First things first, the cause of the uncontrollable national debt is the Congressional control and domination of the budgetary process. This started in the mid-1970′s with the creation of the Congressional Budget Office (CBO) as part of the Congressional Budget and Impoundment Control Act of 1974.

The Federal Budget was never meant to be a product of Congress. It was supposed to be produced by the Executive branch, then approved by Congress. Over the last few decades, this process has been replaced by the following process:

a) The president submits a budget.
b) Congress chuckles and cans the whole thing
c) Congress makes it’s own budget and submits it to the president with about 15 minutes to sign it.

Probably the last serious challenge to this fundamental change occurred with George Bush Sr. George went toe to toe with Congress, even threatening to shut the government down. He was slaughtered politically. It was clear at this point that Congress had secured a (probably permanent) political advantage with its control of the budgeting process. Couple this with the ability to borrow without consequence via self-regulated deficit spending, and the rest is (and will be) history.

The Congress was never designed (explicity or implicity) to control the kind of spending it does now, and as such it has developed this ability through political evolution. Those who spent, survived…those who saved didn’t.

Every politician has now learned that deficit spending is the way to get elected. So it really doesn’t matter who controls Congress at this point….it will spend freely to the maximum capability of our economy and beyond. As mentioned above, the office of the President has been made irrelevant so that doesn’t matter either.

Further, this mismatched functionality of the Congress has existed for so long that a majority of citizens were born after the presence of a systemic, increasing Federal debt in the mid 1970′s. It’s what we know, and there is no reason to see it as a problem.

For years the numbers have been rationalized as “percentage of GDP” and “constant dollars” etc.
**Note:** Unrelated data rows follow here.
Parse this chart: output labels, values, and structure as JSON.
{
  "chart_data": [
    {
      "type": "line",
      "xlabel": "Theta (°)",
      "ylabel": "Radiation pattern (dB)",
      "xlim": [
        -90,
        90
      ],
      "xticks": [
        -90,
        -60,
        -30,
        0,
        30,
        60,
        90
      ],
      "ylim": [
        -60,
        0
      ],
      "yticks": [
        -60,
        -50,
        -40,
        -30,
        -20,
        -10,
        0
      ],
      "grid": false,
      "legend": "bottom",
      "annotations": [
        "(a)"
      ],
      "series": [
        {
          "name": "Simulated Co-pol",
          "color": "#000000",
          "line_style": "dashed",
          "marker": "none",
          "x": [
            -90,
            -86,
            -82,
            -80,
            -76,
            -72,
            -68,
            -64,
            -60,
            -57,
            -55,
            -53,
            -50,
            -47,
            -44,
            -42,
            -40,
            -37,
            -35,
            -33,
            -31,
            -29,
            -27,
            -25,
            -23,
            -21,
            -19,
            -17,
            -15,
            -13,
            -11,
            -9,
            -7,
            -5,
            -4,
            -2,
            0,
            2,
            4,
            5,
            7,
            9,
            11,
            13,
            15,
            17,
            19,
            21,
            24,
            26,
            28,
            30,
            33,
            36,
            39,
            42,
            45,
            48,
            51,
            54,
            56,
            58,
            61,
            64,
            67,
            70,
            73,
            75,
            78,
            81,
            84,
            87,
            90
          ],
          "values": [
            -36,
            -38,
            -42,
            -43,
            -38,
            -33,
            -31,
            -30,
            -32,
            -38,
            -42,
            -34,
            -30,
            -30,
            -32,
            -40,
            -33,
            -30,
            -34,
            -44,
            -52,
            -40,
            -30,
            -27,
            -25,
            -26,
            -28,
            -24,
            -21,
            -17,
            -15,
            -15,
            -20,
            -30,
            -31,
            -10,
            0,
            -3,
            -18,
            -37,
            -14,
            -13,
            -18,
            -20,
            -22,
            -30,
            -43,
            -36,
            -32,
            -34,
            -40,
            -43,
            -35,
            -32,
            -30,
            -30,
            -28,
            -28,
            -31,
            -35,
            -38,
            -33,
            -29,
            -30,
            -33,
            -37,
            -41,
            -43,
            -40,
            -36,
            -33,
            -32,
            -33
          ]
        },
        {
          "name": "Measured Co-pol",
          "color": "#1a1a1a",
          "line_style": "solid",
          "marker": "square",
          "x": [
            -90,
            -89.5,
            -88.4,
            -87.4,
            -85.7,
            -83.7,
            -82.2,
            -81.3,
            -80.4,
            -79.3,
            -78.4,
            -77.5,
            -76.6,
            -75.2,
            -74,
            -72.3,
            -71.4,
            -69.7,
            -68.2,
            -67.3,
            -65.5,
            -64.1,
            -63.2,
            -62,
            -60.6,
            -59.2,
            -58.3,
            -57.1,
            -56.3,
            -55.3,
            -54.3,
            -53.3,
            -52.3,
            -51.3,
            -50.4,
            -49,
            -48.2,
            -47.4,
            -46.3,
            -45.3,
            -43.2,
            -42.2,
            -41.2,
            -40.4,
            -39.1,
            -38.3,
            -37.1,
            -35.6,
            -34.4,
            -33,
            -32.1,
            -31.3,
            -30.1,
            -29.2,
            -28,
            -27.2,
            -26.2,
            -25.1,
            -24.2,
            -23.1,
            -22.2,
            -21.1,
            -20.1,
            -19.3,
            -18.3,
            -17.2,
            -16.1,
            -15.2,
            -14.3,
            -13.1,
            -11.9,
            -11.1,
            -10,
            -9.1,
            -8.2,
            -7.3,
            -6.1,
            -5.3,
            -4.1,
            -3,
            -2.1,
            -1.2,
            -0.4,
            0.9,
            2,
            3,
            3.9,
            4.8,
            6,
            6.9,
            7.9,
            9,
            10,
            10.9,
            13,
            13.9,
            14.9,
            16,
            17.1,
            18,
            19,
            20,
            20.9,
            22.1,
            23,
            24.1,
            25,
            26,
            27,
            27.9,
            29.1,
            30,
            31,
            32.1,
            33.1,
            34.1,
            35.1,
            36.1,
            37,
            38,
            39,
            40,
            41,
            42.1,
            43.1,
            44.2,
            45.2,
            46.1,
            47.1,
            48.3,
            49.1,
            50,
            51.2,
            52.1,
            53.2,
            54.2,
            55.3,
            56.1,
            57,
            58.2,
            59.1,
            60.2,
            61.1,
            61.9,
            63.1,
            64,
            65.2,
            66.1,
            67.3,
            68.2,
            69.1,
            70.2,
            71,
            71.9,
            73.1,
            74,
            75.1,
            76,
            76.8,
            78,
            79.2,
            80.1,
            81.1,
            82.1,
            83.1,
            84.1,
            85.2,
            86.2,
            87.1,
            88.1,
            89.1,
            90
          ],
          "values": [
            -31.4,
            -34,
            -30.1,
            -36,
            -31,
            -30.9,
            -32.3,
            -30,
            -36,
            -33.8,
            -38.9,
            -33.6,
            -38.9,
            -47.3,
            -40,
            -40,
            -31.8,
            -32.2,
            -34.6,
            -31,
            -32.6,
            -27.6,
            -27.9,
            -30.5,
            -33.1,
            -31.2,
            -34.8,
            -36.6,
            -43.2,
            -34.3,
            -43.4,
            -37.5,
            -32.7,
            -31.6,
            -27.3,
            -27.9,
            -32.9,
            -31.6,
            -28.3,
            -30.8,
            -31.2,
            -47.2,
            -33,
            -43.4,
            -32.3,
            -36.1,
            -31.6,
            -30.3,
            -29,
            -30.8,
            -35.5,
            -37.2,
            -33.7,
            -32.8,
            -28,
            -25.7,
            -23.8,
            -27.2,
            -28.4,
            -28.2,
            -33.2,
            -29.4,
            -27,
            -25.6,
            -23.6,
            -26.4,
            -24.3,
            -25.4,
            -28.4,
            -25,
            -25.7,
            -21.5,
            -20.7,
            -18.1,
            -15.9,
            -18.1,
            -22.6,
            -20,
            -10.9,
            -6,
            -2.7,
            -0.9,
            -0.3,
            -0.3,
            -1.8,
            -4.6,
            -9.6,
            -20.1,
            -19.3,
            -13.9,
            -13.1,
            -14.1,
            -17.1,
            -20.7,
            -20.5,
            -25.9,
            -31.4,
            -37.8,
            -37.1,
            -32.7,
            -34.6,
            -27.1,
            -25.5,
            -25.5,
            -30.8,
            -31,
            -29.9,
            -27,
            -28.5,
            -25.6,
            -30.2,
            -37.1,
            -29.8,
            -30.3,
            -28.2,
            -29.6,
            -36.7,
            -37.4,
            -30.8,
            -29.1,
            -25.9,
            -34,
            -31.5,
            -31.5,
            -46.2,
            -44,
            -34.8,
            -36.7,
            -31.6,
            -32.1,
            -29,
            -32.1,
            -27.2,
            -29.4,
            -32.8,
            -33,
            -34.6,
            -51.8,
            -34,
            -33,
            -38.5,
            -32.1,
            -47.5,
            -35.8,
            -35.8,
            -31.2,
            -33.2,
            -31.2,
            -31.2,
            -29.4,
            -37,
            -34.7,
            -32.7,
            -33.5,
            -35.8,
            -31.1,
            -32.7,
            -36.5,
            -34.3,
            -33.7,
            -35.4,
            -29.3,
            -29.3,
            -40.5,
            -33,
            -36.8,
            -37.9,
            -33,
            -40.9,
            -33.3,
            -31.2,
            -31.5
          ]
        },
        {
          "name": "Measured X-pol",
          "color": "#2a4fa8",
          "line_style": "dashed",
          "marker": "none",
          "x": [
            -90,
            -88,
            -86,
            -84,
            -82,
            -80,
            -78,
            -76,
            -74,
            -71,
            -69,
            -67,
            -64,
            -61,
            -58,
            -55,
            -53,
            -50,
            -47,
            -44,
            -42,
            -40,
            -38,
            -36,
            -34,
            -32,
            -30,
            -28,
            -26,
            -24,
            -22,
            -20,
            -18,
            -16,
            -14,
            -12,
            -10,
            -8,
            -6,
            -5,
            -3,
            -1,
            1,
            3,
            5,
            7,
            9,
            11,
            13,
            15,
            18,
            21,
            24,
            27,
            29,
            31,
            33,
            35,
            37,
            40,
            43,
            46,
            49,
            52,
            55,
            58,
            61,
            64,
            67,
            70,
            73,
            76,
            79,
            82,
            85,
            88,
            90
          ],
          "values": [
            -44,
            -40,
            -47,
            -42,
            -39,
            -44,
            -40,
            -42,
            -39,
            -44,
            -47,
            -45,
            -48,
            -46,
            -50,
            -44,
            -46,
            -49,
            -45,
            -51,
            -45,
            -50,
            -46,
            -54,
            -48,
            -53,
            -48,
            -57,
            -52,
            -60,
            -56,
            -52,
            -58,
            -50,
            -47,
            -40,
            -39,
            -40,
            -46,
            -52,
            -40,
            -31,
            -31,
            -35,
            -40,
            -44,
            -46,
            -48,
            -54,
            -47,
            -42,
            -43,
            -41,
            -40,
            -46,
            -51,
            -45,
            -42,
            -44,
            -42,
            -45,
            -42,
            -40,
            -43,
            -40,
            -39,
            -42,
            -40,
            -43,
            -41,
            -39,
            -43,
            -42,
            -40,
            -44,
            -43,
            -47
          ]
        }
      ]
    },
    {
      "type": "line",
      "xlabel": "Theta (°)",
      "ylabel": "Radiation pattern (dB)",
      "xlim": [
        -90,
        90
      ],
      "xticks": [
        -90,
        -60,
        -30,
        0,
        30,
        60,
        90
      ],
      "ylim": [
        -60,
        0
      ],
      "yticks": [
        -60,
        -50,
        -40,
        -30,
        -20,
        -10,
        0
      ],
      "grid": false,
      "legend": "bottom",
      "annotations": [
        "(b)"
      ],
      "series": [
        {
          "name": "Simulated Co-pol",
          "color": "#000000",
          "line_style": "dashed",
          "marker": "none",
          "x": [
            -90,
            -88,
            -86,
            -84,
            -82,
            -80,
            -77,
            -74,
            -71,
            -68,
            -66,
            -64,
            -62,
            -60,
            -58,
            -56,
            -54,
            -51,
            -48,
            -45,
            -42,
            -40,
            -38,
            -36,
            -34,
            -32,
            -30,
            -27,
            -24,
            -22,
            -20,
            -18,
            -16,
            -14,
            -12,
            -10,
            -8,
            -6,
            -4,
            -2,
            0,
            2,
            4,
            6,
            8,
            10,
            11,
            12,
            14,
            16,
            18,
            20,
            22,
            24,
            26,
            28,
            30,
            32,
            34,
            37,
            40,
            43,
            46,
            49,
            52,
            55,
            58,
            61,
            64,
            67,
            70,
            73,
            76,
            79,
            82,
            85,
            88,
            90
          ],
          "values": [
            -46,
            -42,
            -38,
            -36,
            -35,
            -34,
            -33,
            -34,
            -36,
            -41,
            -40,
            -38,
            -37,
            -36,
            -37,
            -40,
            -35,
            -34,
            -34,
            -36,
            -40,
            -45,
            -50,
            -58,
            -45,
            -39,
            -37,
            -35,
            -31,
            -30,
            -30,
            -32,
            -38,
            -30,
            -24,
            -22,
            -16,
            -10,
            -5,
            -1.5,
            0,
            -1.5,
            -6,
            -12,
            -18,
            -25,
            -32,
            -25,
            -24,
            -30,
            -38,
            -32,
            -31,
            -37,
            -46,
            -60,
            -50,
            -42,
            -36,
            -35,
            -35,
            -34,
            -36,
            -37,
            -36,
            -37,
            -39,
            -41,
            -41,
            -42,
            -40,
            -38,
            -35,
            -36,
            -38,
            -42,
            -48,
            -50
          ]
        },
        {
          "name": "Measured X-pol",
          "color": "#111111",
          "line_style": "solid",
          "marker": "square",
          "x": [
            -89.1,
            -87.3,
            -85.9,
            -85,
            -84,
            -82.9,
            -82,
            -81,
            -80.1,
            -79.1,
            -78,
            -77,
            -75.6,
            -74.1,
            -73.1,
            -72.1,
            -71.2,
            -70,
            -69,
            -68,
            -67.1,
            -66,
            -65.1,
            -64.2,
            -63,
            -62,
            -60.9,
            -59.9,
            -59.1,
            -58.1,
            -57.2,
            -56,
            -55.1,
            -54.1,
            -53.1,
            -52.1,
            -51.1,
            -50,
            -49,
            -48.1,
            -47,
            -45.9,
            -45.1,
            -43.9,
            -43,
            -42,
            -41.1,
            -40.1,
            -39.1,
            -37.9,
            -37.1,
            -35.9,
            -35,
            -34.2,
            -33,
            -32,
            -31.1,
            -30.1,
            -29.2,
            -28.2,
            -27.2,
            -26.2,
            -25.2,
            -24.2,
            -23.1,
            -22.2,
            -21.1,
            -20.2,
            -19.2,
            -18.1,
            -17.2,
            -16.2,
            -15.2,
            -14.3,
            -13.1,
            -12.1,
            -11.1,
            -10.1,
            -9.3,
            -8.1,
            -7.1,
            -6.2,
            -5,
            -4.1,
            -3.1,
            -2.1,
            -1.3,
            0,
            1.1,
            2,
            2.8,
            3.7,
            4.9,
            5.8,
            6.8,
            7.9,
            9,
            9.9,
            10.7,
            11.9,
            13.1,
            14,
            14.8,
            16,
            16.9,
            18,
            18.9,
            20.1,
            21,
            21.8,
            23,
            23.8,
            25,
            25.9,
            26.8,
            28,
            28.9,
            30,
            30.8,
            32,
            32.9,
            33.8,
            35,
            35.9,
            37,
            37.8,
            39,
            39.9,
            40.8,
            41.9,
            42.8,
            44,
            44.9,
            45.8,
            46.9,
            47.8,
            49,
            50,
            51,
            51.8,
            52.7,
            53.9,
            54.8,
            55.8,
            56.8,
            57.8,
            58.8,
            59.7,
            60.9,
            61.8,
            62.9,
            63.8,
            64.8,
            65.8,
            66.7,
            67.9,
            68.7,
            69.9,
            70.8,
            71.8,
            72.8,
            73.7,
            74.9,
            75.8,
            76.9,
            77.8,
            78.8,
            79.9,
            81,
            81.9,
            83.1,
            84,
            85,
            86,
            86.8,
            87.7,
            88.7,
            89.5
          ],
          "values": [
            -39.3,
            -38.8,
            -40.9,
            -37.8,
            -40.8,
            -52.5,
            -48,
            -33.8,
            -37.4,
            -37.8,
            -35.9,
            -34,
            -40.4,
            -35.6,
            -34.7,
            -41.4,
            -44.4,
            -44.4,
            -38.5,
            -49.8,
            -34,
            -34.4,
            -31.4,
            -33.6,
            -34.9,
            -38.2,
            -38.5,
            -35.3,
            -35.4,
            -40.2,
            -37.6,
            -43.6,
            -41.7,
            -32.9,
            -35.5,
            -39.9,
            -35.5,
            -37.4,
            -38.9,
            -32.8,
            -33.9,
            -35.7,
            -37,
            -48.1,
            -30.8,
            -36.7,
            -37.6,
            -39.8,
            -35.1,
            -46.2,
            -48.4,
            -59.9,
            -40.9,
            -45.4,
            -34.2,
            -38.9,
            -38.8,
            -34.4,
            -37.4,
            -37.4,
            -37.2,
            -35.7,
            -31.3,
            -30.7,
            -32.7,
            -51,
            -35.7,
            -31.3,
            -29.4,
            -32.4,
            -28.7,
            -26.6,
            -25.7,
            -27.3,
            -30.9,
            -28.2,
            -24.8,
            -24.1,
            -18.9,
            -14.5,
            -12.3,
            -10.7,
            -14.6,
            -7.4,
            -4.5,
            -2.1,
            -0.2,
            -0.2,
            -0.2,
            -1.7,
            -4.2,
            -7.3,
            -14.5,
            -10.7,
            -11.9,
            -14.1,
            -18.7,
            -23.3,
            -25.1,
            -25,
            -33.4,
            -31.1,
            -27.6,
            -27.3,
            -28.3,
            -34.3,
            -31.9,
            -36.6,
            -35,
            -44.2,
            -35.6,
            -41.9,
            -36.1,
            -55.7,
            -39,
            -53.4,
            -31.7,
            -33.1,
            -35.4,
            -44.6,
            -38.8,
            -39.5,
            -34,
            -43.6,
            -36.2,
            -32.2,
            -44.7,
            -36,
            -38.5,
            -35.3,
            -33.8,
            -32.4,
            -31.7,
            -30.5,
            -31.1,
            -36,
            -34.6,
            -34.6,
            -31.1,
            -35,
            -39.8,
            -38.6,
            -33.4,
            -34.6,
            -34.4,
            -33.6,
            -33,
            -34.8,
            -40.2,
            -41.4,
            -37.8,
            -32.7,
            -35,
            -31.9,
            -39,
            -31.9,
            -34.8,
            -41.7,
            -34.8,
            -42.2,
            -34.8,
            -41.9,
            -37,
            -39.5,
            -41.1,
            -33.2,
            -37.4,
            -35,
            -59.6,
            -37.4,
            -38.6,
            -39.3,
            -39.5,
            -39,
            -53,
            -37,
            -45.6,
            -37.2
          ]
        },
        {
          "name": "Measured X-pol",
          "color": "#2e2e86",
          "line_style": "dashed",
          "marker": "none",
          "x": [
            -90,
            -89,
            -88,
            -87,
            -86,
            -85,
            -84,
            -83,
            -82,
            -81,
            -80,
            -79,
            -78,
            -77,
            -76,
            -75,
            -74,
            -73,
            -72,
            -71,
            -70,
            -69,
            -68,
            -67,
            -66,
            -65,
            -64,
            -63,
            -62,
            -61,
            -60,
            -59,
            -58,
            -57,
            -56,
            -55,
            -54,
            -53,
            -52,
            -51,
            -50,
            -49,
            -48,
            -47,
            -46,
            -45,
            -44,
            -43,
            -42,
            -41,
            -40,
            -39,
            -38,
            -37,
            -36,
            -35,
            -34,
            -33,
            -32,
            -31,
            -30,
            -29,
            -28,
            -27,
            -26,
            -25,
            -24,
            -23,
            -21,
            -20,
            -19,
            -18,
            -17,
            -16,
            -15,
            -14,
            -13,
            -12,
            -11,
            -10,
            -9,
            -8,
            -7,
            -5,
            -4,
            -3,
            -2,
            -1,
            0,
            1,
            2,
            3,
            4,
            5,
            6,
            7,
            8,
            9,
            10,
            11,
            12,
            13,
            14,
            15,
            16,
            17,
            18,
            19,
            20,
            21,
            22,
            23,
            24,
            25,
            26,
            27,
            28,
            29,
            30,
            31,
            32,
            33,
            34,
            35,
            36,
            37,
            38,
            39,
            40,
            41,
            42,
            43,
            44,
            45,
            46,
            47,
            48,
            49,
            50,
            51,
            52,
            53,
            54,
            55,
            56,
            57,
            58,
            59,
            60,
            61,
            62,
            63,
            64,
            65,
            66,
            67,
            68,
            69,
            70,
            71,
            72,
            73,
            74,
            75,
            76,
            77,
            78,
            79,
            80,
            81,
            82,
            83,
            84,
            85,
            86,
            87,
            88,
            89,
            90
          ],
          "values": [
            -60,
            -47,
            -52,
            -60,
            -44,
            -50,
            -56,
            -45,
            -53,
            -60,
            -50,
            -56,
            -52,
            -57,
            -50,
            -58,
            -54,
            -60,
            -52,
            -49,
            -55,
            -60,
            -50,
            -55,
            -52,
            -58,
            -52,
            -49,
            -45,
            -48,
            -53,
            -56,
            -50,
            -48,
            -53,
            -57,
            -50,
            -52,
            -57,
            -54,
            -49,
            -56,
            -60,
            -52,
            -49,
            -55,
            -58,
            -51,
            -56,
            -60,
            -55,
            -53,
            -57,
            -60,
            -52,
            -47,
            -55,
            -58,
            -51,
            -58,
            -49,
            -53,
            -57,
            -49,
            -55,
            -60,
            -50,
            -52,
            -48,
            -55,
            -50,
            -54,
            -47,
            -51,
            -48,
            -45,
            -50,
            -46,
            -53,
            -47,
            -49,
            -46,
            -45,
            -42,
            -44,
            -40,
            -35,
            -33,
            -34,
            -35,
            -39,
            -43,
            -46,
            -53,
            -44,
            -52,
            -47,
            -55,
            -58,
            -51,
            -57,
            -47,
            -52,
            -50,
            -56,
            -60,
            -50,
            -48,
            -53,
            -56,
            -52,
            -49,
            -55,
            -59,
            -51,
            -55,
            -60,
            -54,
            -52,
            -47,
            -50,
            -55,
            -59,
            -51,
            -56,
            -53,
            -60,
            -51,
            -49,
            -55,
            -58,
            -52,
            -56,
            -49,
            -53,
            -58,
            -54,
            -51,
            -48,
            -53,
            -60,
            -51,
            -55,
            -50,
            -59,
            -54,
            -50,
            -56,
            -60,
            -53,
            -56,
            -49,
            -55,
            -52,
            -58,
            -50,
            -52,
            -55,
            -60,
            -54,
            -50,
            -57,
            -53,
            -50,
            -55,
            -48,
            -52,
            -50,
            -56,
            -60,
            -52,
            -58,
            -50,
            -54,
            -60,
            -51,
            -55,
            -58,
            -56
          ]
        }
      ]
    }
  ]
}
But all of these arguments failed to recognize or address the fundamental problem: Congress controls spending, and it is politically rewarded to spend more and take in less. There will be no change in this equation….ever….because there is substantial political dis-incentive to change it.

These arguments that the “debt isn’t that bad” make alot of sense, until they suddenly don’t. Most of the people who downplayed the debt/deficit are oddly quiet now. This should scare everyone. But it doesn’t because “hey…we’ve spent freely for decades without a problem…clearly it’s not going to hurt anything”.

Instead, we have a cultish, Keynesian analysis that ever increasing deficit spending is necessary for economic stimulus. I guess this is what happens when the consequences of policy occur generations after said policy is implemented.

Yet even the most conservative estimates on the debt rely on wildly outlandish wildcard figures (usually economic growth figures) that will send in the mathematical cavalry and save us all. Even if this did happen, Congress’ mismatched political goals will kick in and we’ll just spend more.

(And this doesn’t even take into account the amazing cheap energy benefits that are coming to an end).

So any honest look at the numbers shows that the U.S. will eventually outspend it’s ability to borrow, and will then be in a serious pickle as it either defaults on the debt or begins printing money to meet obligations. Either solution would result in a collapsed economy and Federal government due to hyper-inflation or the sudden disappearance of Federal dollars in the GDP, or both.

At that point it can be said that the grand experiment of American brand Freedom Democracy failed. Which is ok. Sociopolitical failure is part of history. Maybe our descendants will turn their minds toward divine providence again and build something better.

Cheery thoughts! I know. But human history is not generally a tale of long, blissful periods of stability. We’ve been very blessed to have avoided problems until now.